Windows shattered. People were lifted from the street, including a young stockbroker named Joseph P. Kennedy. In an eerie foreshadowing of a future attack 81 years later in the same area, World War I veterans thought the bombs came from planes roaring through the skies. A mushroom-shaped yellow-green cloud of smoke and flame rose 30 meters (100 ft) over America’s busiest financial district. Ashen-faced people fled from the chaos that eventually killed 39 and injured hundreds more—the deadliest terrorist attack on American soil until the Oklahoma City bombing in 1995.

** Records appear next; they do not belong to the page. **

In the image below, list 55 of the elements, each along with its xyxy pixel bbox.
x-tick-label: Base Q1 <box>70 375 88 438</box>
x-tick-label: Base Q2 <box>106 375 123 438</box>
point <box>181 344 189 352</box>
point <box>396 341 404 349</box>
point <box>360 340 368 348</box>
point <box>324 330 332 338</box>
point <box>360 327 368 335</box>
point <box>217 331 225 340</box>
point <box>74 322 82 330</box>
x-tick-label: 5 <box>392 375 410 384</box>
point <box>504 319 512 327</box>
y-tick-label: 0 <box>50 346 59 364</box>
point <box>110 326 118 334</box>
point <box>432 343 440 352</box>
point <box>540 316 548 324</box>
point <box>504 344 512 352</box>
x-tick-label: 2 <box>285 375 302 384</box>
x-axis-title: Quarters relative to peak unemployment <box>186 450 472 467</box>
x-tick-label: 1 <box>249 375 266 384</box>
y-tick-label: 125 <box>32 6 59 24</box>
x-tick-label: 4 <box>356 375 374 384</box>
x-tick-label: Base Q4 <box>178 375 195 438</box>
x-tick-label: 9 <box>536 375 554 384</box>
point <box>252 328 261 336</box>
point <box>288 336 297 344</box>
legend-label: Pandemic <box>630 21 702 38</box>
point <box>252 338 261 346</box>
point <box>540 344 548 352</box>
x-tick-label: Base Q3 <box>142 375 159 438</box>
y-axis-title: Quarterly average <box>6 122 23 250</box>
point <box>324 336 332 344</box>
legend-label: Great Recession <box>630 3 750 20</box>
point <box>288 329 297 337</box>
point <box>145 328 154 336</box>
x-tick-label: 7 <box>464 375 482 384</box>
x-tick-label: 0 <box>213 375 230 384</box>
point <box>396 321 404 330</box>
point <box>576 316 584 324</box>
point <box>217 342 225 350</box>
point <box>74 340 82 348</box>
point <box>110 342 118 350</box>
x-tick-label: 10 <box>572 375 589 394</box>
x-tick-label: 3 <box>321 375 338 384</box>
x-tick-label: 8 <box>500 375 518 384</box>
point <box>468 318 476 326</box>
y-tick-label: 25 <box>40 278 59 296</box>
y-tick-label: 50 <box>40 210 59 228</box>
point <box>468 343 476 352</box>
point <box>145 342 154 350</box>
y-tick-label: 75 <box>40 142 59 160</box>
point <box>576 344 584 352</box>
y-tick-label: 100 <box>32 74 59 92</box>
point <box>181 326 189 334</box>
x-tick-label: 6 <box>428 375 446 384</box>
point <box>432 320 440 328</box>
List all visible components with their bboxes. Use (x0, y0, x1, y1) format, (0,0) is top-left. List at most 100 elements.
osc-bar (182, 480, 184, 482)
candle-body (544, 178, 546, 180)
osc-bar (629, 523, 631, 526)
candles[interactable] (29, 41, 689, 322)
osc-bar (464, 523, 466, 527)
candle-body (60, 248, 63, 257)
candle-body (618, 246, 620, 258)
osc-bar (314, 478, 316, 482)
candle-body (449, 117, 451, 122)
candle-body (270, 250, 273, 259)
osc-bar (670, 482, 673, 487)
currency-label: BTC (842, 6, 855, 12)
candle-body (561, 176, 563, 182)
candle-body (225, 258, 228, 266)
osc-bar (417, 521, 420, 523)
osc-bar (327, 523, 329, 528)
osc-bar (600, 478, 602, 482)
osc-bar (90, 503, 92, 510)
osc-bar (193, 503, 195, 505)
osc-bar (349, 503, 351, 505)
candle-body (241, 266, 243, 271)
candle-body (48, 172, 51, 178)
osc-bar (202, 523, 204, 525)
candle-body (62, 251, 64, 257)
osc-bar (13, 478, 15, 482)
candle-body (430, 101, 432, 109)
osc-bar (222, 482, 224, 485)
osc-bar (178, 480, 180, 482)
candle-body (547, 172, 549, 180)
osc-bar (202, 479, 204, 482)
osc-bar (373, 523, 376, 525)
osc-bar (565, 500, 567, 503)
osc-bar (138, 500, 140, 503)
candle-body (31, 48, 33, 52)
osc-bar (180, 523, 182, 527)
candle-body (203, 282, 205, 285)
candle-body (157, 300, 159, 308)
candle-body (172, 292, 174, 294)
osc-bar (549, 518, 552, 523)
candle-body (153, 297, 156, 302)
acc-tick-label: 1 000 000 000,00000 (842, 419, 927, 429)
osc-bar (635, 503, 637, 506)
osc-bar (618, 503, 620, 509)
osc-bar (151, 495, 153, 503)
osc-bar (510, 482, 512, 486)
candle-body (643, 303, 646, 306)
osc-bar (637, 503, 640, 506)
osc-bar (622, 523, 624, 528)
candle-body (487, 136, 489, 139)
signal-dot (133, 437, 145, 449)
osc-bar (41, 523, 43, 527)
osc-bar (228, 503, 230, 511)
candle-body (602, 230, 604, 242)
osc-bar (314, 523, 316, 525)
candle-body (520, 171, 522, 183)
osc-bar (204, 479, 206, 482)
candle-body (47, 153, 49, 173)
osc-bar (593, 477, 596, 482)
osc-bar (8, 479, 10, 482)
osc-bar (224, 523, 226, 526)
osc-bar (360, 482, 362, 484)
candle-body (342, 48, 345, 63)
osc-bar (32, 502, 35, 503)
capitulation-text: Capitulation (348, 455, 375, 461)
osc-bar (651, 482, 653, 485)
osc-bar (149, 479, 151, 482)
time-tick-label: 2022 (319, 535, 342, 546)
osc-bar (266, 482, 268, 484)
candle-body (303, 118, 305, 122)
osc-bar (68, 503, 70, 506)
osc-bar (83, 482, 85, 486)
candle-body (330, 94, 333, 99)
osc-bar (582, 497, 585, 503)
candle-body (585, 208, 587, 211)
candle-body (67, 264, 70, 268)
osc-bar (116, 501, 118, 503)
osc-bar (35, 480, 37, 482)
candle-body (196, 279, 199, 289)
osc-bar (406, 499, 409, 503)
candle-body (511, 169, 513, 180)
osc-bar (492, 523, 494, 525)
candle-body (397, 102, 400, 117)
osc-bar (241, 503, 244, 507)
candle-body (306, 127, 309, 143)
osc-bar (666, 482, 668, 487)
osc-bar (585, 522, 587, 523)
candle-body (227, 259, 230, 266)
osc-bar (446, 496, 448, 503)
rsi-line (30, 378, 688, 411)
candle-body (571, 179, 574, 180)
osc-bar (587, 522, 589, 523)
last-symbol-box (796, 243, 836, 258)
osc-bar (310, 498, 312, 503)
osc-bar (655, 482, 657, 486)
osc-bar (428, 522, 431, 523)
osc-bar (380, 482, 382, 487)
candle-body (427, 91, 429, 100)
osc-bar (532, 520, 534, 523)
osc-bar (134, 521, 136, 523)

The bomb missed J.P. Morgan the man, who was on vacation, but wounded his son Junius and killed his chief clerk at his desk. The rest of the dead were unfortunate souls caught in the wrong place at the wrong time—ordinary messengers, clerks, stenographers, and brokers. A woman’s severed head was discovered stuck to the concrete wall of a building, with the hat still on. Mutilated bodies littered the ground. One victim, burned and half-naked, tried to rise and toppled back dead in the gutter.

No one claimed responsibility for the attack, and no one would be brought to answer for the atrocity. But the finger of suspicion turned to Anarchists, who had been harassing the Morgans with letter bombs. A message was found in a nearby mailbox which read: “Free the political prisoners. Or it will be sure death for all of you. American Anarchist Fighters.” It perhaps referred to anarchists Sacco and Vanzetti, indicted the day before for robbery and murder.

Among the suspects taken in for questioning were well-known Anarchist Carlo Tresca and eccentric tennis champion Edward Fischer. Fischer had allegedly predicted the bombing to his friends, but he turned out to be simply mentally unhinged and was sent to Bellevue Hospital.